The following, relating to an incident involving Israelites in the wilderness, is claimed to have been written some forty years earlier by Nephi (about 592–591 B.C). “And he did straiten them in the wilderness with his rod; for they hardened their hearts, even as ye have; and the Lord straitened them because of their iniquity. He sent fiery flying serpents among them; and after they were bitten he prepared a way that they might be healed; and the labor which they had to perform was to look; and because of the simpleness of the way, or the easiness of it, there were many who perished.” (1 Nephi 17:41. Italics added).

Joseph Smith had obviously already read, and later used, several chapters of Isaiah in his Book of Mormon, but he muddled the text when having Nephi mention the wilderness experience.
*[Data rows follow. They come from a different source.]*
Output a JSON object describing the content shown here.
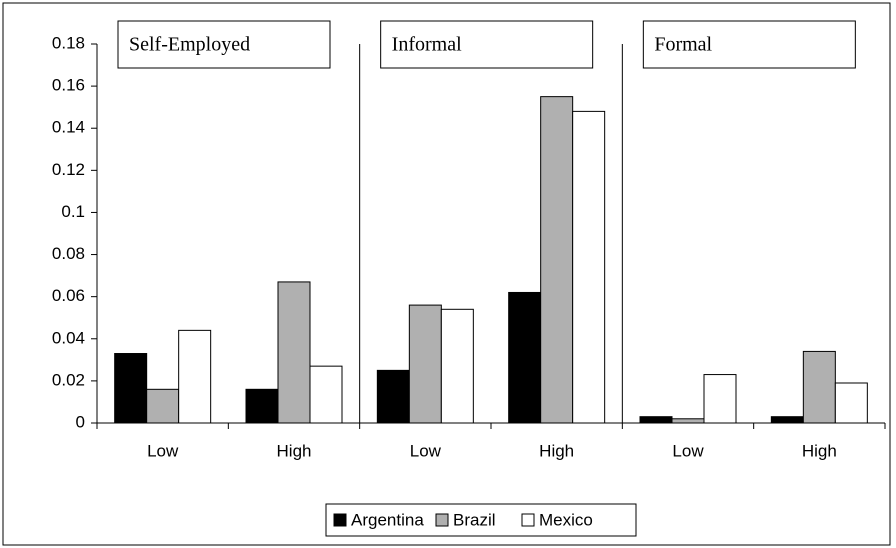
{
  "chart_data": {
    "type": "bar",
    "groups": [
      "Self-Employed",
      "Informal",
      "Formal"
    ],
    "categories": [
      "Low",
      "High",
      "Low",
      "High",
      "Low",
      "High"
    ],
    "series": [
      {
        "name": "Argentina",
        "color": "#000000",
        "values": [
          0.033,
          0.016,
          0.025,
          0.062,
          0.003,
          0.003
        ]
      },
      {
        "name": "Brazil",
        "color": "#b0b0b0",
        "values": [
          0.016,
          0.067,
          0.056,
          0.155,
          0.002,
          0.034
        ]
      },
      {
        "name": "Mexico",
        "color": "#ffffff",
        "values": [
          0.044,
          0.027,
          0.054,
          0.148,
          0.023,
          0.019
        ]
      }
    ],
    "ylim": [
      0,
      0.18
    ],
    "yticks": [
      0,
      0.02,
      0.04,
      0.06,
      0.08,
      0.1,
      0.12,
      0.14,
      0.16,
      0.18
    ],
    "grid": false,
    "legend": "bottom"
  }
}
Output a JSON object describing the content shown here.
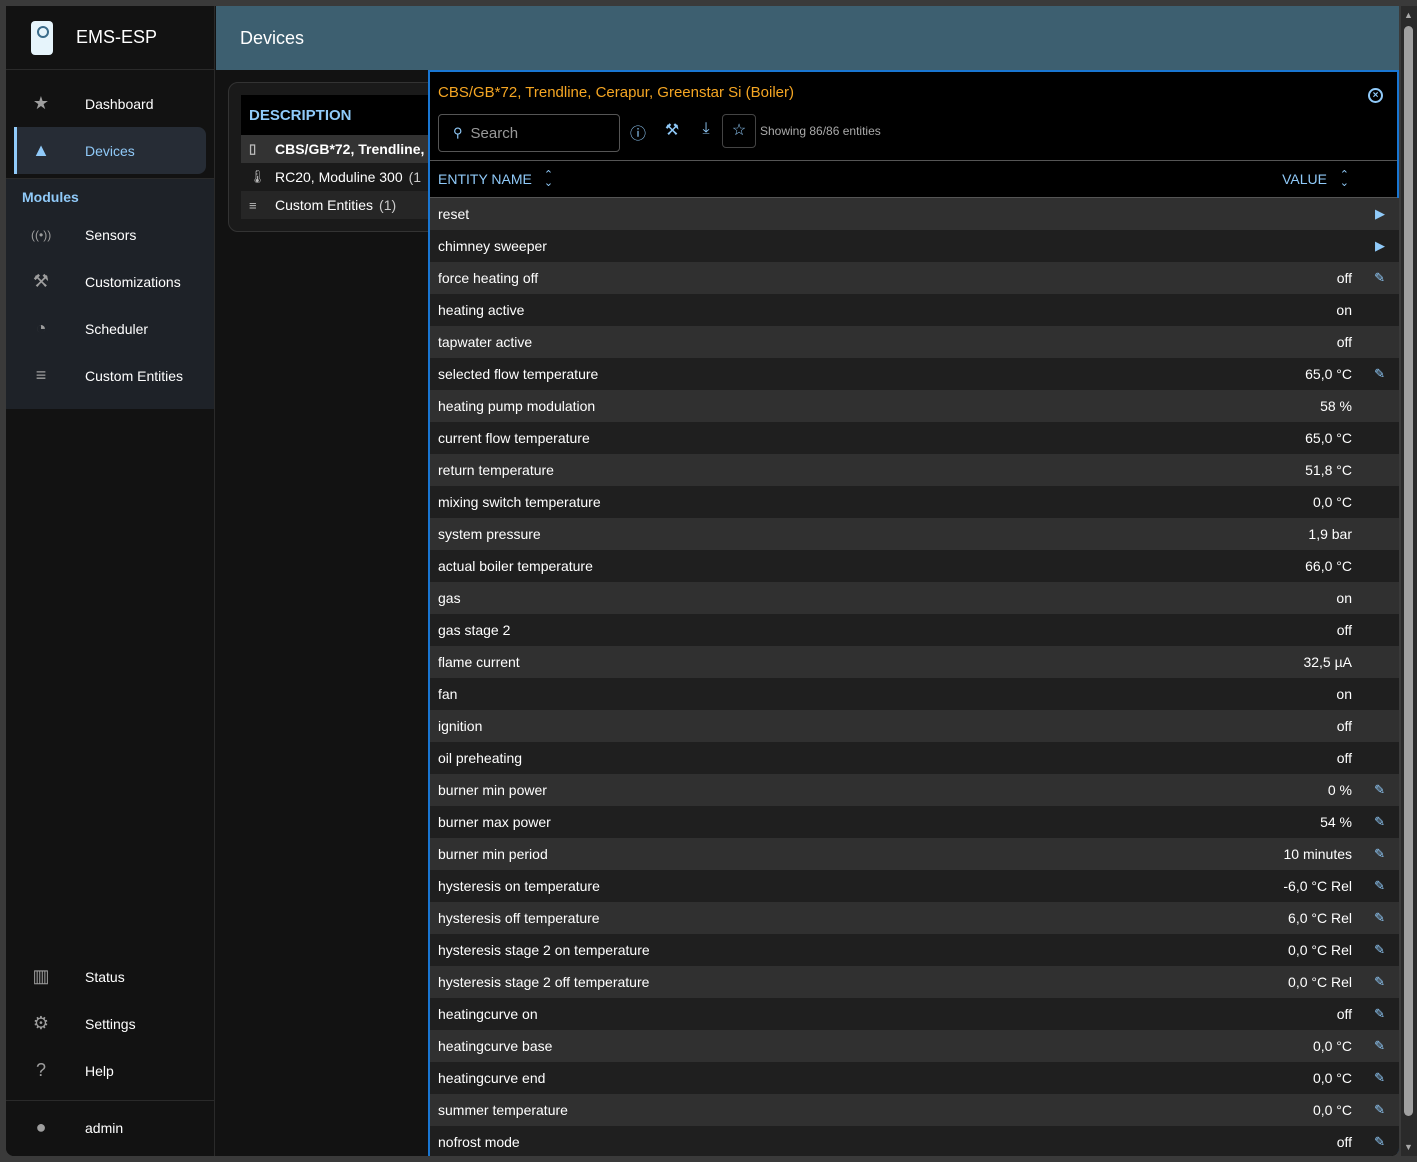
{
  "app": {
    "title": "EMS-ESP",
    "page_title": "Devices"
  },
  "sidebar": {
    "items": [
      {
        "label": "Dashboard",
        "icon": "star-icon"
      },
      {
        "label": "Devices",
        "icon": "shapes-icon",
        "active": true
      }
    ],
    "modules_header": "Modules",
    "modules": [
      {
        "label": "Sensors",
        "icon": "sensors-icon"
      },
      {
        "label": "Customizations",
        "icon": "tools-icon"
      },
      {
        "label": "Scheduler",
        "icon": "schedule-add-icon"
      },
      {
        "label": "Custom Entities",
        "icon": "playlist-add-icon"
      }
    ],
    "bottom": [
      {
        "label": "Status",
        "icon": "chart-icon"
      },
      {
        "label": "Settings",
        "icon": "gear-icon"
      },
      {
        "label": "Help",
        "icon": "help-icon"
      }
    ],
    "user": "admin"
  },
  "devices": {
    "header": "DESCRIPTION",
    "rows": [
      {
        "name": "CBS/GB*72, Trendline,",
        "count": "",
        "icon": "boiler-icon",
        "selected": true
      },
      {
        "name": "RC20, Moduline 300",
        "count": "(1",
        "icon": "thermostat-icon"
      },
      {
        "name": "Custom Entities",
        "count": "(1)",
        "icon": "playlist-add-icon"
      }
    ]
  },
  "panel": {
    "title": "CBS/GB*72, Trendline, Cerapur, Greenstar Si (Boiler)",
    "search_placeholder": "Search",
    "search_value": "",
    "showing": "Showing 86/86 entities",
    "col_name": "ENTITY NAME",
    "col_value": "VALUE",
    "accent": "#90caf9",
    "title_color": "#f5a623",
    "entities": [
      {
        "name": "reset",
        "value": "",
        "action": "play"
      },
      {
        "name": "chimney sweeper",
        "value": "",
        "action": "play"
      },
      {
        "name": "force heating off",
        "value": "off",
        "action": "edit"
      },
      {
        "name": "heating active",
        "value": "on",
        "action": ""
      },
      {
        "name": "tapwater active",
        "value": "off",
        "action": ""
      },
      {
        "name": "selected flow temperature",
        "value": "65,0 °C",
        "action": "edit"
      },
      {
        "name": "heating pump modulation",
        "value": "58 %",
        "action": ""
      },
      {
        "name": "current flow temperature",
        "value": "65,0 °C",
        "action": ""
      },
      {
        "name": "return temperature",
        "value": "51,8 °C",
        "action": ""
      },
      {
        "name": "mixing switch temperature",
        "value": "0,0 °C",
        "action": ""
      },
      {
        "name": "system pressure",
        "value": "1,9 bar",
        "action": ""
      },
      {
        "name": "actual boiler temperature",
        "value": "66,0 °C",
        "action": ""
      },
      {
        "name": "gas",
        "value": "on",
        "action": ""
      },
      {
        "name": "gas stage 2",
        "value": "off",
        "action": ""
      },
      {
        "name": "flame current",
        "value": "32,5 µA",
        "action": ""
      },
      {
        "name": "fan",
        "value": "on",
        "action": ""
      },
      {
        "name": "ignition",
        "value": "off",
        "action": ""
      },
      {
        "name": "oil preheating",
        "value": "off",
        "action": ""
      },
      {
        "name": "burner min power",
        "value": "0 %",
        "action": "edit"
      },
      {
        "name": "burner max power",
        "value": "54 %",
        "action": "edit"
      },
      {
        "name": "burner min period",
        "value": "10 minutes",
        "action": "edit"
      },
      {
        "name": "hysteresis on temperature",
        "value": "-6,0 °C Rel",
        "action": "edit"
      },
      {
        "name": "hysteresis off temperature",
        "value": "6,0 °C Rel",
        "action": "edit"
      },
      {
        "name": "hysteresis stage 2 on temperature",
        "value": "0,0 °C Rel",
        "action": "edit"
      },
      {
        "name": "hysteresis stage 2 off temperature",
        "value": "0,0 °C Rel",
        "action": "edit"
      },
      {
        "name": "heatingcurve on",
        "value": "off",
        "action": "edit"
      },
      {
        "name": "heatingcurve base",
        "value": "0,0 °C",
        "action": "edit"
      },
      {
        "name": "heatingcurve end",
        "value": "0,0 °C",
        "action": "edit"
      },
      {
        "name": "summer temperature",
        "value": "0,0 °C",
        "action": "edit"
      },
      {
        "name": "nofrost mode",
        "value": "off",
        "action": "edit"
      }
    ]
  }
}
Isaiah’s fiery flying serpents were not real but the Lord’s serpents were (supposedly) actual – and not once did God claim they could fly.

Deuteronomy 8:15 reviews the claimed original occurrence: “Who led thee through that great and terrible wilderness, wherein were fiery serpents, and scorpions, and drought, where there was no water; who brought thee forth water out of the rock of flint.”

The record of the actual event reads thus in Numbers 21:6 & 8. “And the Lord sent fiery serpents among the people, and they bit the people; and much people of Israel died. …And the Lord said unto Moses, Make thee a fiery serpent, and set it upon a pole: and it shall come to pass, that every one that is bitten, when he looketh upon it, shall live.” God’s fiery serpents did not fly.

The ‘wilderness years’ were around 1459-1419 BCE. Isaiah lived circa 690 BCE. Nephi’s words were supposedly recorded about a hundred years after Isaiah wrote them. The usual question asked is of course: how could Smith ever have translated Isaiah from Nephi’s writings through his hat and come up with the KJV of it? Of course, he couldn’t, and didn’t; he just concocted (in this case, simply copied) everything. However, it is likewise apparent that he often got things entirely wrong, and here, ‘flying’ snakes are yet another classic example of a Smith error.

It is of course a huge mistake and further evidence of Smith’s hoax. The faithful will no doubt claim ‘flying’ to be additional information of the revelatory kind, as delusion knows no bounds. Once you choose to believe something to be the case, the brain will automatically block the truth for you. To realise the delusion, you must be brave enough to question and then only accept verified evidence in support of any and every claim. You cannot have faith in fiction.